A.    LATAR BELAKANG
Sebagai warga negara yang dilandasi oleh hukum, maka sudah semestinya setiap tingkah laku kita harus sesuai dengan norma-norma ataupun hukum yang berlaku. Di setiap tindak tanduk kita sehari-hari, kita tidak bisa lepas dari aturan. Ketika kita membuat suatu pelanggaran, maka kita harus berhadapan dengan hukum.
Begitu juga ketika sedang berperkara di pengadilan, ada aturan-aturan tertentu yang mesti dijalani, sehingga perkara tersebut bisa mendapat kepastian hukum. Maka kita harus mengetahui apa-apa saja aturan-aturan tersebut, agar mudah nantinya apabila kita sedang berhadapan dengan perkara yang melibatkan kita ke pengadilan.

B.     RUMUSAN MASALAH
Adapun masalah-masalah yang akan di bahas didalam makalah ini adalah mengenai administrasi dalam Peradilan Agama, yang meliputi sebagai berikut:
1.        Administrasi perkara
2.        Administrasi Perkara banding
3.        Administrasi Perkara kasasi
4.        Dan Administrasi Perkara Peninjauan Kembali








BAB II
PEMBAHASAN


A.    ADMINISTRASI PERKARA PENGADILAN AGAMA
Prosedur Penerimaan Perkara Di Pengadilan Agama
Sebelum sidang dapat dilakukan, pertama-tama kita harus melewati fase yang pertama, yaitu mengajukan perkara ke pengadilan, dalam hal ini adalah dengan mengajukan surat gugatan atau permohonan kepada beberapa meja.
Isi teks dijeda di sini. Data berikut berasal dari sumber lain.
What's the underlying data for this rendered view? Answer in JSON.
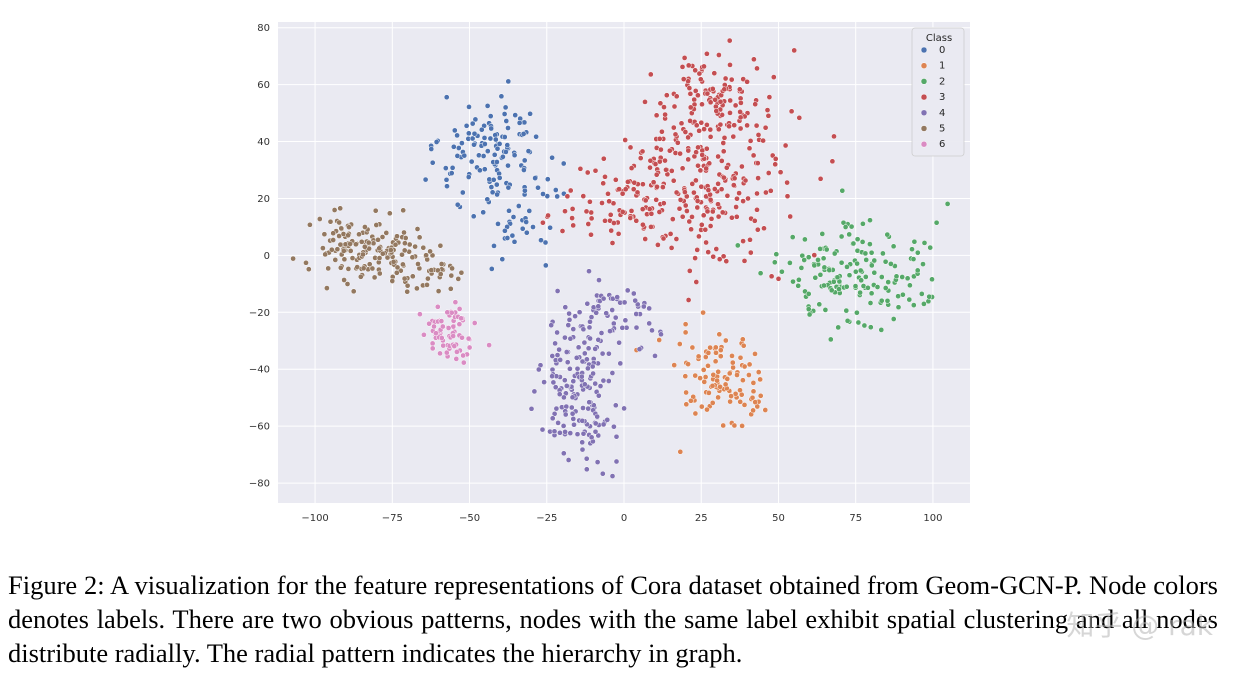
{
  "chart_data": {
    "type": "scatter",
    "title": "",
    "xlabel": "",
    "ylabel": "",
    "xlim": [
      -112,
      112
    ],
    "ylim": [
      -87,
      82
    ],
    "xticks": [
      -100,
      -75,
      -50,
      -25,
      0,
      25,
      50,
      75,
      100
    ],
    "yticks": [
      -80,
      -60,
      -40,
      -20,
      0,
      20,
      40,
      60,
      80
    ],
    "xtick_labels": [
      "−100",
      "−75",
      "−50",
      "−25",
      "0",
      "25",
      "50",
      "75",
      "100"
    ],
    "ytick_labels": [
      "−80",
      "−60",
      "−40",
      "−20",
      "0",
      "20",
      "40",
      "60",
      "80"
    ],
    "grid": true,
    "background": "#eaeaf2",
    "legend": {
      "title": "Class",
      "placement": "top-right",
      "entries": [
        "0",
        "1",
        "2",
        "3",
        "4",
        "5",
        "6"
      ]
    },
    "series": [
      {
        "name": "0",
        "color": "#4c72b0",
        "count": 165,
        "clusters": [
          {
            "cx": -43,
            "cy": 34,
            "sx": 9,
            "sy": 11,
            "w": 0.8
          },
          {
            "cx": -32,
            "cy": 12,
            "sx": 6,
            "sy": 8,
            "w": 0.2
          }
        ]
      },
      {
        "name": "1",
        "color": "#dd8452",
        "count": 110,
        "clusters": [
          {
            "cx": 32,
            "cy": -45,
            "sx": 7,
            "sy": 8,
            "w": 1.0
          }
        ]
      },
      {
        "name": "2",
        "color": "#55a868",
        "count": 170,
        "clusters": [
          {
            "cx": 75,
            "cy": -7,
            "sx": 12,
            "sy": 9,
            "w": 1.0
          }
        ]
      },
      {
        "name": "3",
        "color": "#c44e52",
        "count": 420,
        "clusters": [
          {
            "cx": 24,
            "cy": 28,
            "sx": 14,
            "sy": 15,
            "w": 0.6
          },
          {
            "cx": 30,
            "cy": 55,
            "sx": 8,
            "sy": 7,
            "w": 0.22
          },
          {
            "cx": 0,
            "cy": 18,
            "sx": 10,
            "sy": 7,
            "w": 0.18
          }
        ]
      },
      {
        "name": "4",
        "color": "#8172b3",
        "count": 230,
        "clusters": [
          {
            "cx": -13,
            "cy": -45,
            "sx": 6,
            "sy": 14,
            "w": 0.75
          },
          {
            "cx": -5,
            "cy": -20,
            "sx": 7,
            "sy": 6,
            "w": 0.25
          }
        ]
      },
      {
        "name": "5",
        "color": "#937860",
        "count": 190,
        "clusters": [
          {
            "cx": -85,
            "cy": 3,
            "sx": 9,
            "sy": 6,
            "w": 0.75
          },
          {
            "cx": -65,
            "cy": -4,
            "sx": 6,
            "sy": 4,
            "w": 0.25
          }
        ]
      },
      {
        "name": "6",
        "color": "#da8bc3",
        "count": 75,
        "clusters": [
          {
            "cx": -57,
            "cy": -27,
            "sx": 4,
            "sy": 5,
            "w": 1.0
          }
        ]
      }
    ]
  },
  "caption": {
    "text": "Figure 2: A visualization for the feature representations of Cora dataset obtained from Geom-GCN-P. Node colors denotes labels. There are two obvious patterns, nodes with the same label exhibit spatial clustering and all nodes distribute radially. The radial pattern indicates the hierarchy in graph."
  },
  "watermark": {
    "text": "知乎 @ rak"
  }
}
Jadi, perkara itu ada dua, yaitu gugatan dan permohonan. Perbedaannya adalah:[1] dalam perkara gugatan ada suatu sengketa atau konflik yang harus diselesaikan oleh pengadilan. Ada pihak yang merasa haknya telah dilanggar, tetapi, orang yang “dirasa” telah melanggar haknya itu tidak mau dengan sukarela melakukan sesuatu yang diminta itu. Maka di perlukan keputusan hakim untuk menentukan siapakah yang benar dan salah. Sedangkan dalam perkara yang disebut permohonan tidak ada sengketa, dalam hal ini seorang hakim hanya sekedar memberikan jasanya sebagai seorang tenaga tata usaha negara. Hakim tersebut mengeluarkan suatu penetapan yang lazimnya dikenal dengan putusan declaratoir.[2]
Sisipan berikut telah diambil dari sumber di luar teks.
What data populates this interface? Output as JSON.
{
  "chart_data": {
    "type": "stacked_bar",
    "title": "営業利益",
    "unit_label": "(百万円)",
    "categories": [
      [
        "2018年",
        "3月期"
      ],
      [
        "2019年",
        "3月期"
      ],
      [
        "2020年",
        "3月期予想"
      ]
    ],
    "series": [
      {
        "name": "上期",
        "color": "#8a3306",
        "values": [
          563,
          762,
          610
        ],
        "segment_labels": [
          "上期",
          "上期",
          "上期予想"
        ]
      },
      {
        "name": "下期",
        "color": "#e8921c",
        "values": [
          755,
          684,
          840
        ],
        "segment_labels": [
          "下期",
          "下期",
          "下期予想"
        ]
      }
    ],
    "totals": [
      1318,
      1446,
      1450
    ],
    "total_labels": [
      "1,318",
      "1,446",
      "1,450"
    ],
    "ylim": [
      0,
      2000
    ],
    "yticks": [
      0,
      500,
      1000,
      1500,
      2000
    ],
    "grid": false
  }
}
Pada prinsipnya, prosedur penerimaan perkara di Pengadilan Agama ditentukan dengan model unit, yaitu Meja I, Meja II dan Meja III yang masing-masing unit mempunyai tugas dan tanggung jawab sendiri-sendiri tetapi berkaitan satu dengan yang lain. Pelaksanaan tugas unit-unit ini dilakukan oleh Sub Kepaniteraan Perkara di bawah pengamatan langsung Wakil Panitera.
Pengertian meja tersebut merupakan kelompok pelaksana teknis yang harus dilalui oleh suatu perkara di Pengadilan Agama, mulai dari penerimaan sampai perkara tersebut diselesaikan.[3]
Meja I
Meja I mempunyai tugas sebagai berikut:
1.      Menerima gugatan, permohonan, perlawanan (verzet), pernyataan banding, kasasi dan peninjauan kembali, eksekusi, penjelasan dan penaksiran biaya perkara dan biaya eksekusi.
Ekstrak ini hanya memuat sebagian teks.